According to the city, as of this month about 10,000 of the more than 67,000 licensed ride-hailing drivers in Toronto have completed a training course, which can take eight hours and cost up to $225.

Although staff initially predicted all new and existing drivers would be trained by the end of 2022, they have yet to release an updated timeline. Grant told the Star the city hopes to approve two or three more courses soon, and after that will set a new deadline.

RideFairTO spokesperson Thorben Wieditz said Uber’s push to end the licensing freeze shows the company depends on “a steady flow of incoming drivers” who it can sign up “as fast and easy as possible.”

Workers for the app-based service “very quickly realize that there is not enough money to be made and quit the platform. Uber relies on very low barriers of entry to replace the drivers lost,” he said.

He noted that the city used to require taxi drivers take a 17-day training program, but scrapped it in 2016 after lobbying by Uber. Since adopting the less onerous training policy three years ago, staff and council have rejected calls to strengthen it through measures like compulsory in-car instruction.

“Toronto’s training programs have been watered down to meet Uber’s business needs ... trumping public safety concerns,” Wieditz said.

Uber spokesperson Keerthana Rang rejected RideFair’s claims. She said more people are signing up to drive with the company in the GTA since almost any point since the onset of the pandemic, and in late June the median driver in Toronto earned more than $34 per hour of “engaged time.”

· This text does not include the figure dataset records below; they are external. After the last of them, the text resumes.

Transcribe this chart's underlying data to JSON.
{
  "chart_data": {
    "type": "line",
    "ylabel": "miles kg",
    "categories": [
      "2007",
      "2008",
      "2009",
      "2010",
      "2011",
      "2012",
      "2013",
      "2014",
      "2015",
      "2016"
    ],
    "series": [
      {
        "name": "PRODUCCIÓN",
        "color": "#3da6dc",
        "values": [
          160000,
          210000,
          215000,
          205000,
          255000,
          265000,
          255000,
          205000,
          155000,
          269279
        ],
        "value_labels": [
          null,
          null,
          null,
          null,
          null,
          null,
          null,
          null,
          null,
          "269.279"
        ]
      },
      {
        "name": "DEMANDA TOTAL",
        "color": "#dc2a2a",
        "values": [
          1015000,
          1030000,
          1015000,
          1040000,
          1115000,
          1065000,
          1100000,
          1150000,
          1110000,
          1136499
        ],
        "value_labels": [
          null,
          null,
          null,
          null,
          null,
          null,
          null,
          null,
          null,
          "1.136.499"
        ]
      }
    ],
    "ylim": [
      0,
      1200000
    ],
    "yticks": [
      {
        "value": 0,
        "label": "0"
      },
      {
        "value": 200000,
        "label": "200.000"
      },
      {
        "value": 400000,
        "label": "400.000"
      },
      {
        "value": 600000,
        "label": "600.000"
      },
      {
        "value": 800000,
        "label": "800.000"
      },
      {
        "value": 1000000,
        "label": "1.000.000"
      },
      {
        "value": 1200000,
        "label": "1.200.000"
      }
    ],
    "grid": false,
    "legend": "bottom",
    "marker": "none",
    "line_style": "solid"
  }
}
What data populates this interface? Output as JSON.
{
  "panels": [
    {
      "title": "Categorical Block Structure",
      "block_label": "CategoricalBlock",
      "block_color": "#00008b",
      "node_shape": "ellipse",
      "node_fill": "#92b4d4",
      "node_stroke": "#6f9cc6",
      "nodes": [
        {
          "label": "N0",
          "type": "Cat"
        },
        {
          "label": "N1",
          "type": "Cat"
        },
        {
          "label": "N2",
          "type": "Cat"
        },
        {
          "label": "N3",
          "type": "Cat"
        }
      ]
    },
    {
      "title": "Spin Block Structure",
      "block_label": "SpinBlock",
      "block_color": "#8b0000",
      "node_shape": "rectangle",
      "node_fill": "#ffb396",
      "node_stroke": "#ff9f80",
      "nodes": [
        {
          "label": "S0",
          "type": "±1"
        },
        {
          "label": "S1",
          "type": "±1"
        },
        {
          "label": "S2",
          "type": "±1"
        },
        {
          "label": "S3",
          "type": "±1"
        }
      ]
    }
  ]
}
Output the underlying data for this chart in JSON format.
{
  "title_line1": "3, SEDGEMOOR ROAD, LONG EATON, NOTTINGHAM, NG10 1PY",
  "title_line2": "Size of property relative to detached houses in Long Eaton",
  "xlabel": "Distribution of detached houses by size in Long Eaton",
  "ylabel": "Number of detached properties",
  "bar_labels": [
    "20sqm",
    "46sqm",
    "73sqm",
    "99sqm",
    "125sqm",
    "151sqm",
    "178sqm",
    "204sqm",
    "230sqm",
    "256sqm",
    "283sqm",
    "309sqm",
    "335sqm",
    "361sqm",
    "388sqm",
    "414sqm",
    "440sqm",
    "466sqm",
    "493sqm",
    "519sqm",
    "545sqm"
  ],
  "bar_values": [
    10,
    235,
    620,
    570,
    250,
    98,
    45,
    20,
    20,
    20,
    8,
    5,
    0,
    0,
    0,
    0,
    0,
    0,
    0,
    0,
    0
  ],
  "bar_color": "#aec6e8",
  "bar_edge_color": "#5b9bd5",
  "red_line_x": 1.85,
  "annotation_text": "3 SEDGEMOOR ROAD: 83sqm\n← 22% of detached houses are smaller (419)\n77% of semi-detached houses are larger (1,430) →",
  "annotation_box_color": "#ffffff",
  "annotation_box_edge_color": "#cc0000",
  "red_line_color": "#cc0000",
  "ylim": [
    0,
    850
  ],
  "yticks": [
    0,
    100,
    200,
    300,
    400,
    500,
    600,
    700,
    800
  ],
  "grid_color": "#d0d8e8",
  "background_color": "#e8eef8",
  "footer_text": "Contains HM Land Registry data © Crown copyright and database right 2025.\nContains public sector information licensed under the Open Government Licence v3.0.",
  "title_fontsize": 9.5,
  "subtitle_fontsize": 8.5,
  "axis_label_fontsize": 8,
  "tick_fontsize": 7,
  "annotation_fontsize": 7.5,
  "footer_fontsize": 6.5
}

She said “safety is at the heart of Uber” and it supports measures to keep drivers and the public safe. The company “advocated for a timely rollout” of the training because it’s “an important step for drivers to get on the road, unlock flexible earning opportunities, help to decrease wait times and provide safe, affordable rides to all Torontonians,” she said.

A spokesperson for Tory said while his office relayed Uber’s concerns to city staff, it wasn’t involved in the training approval process “beyond asking staff for progress updates.”

Lawvin Hadisi said his office consulted representatives across the industry, and had its own concerns the slow approval process was unfair not just to ride-hailing companies but to taxi firms, which were also prohibited from hiring new drivers during the freeze, as well as would-be drivers and customers.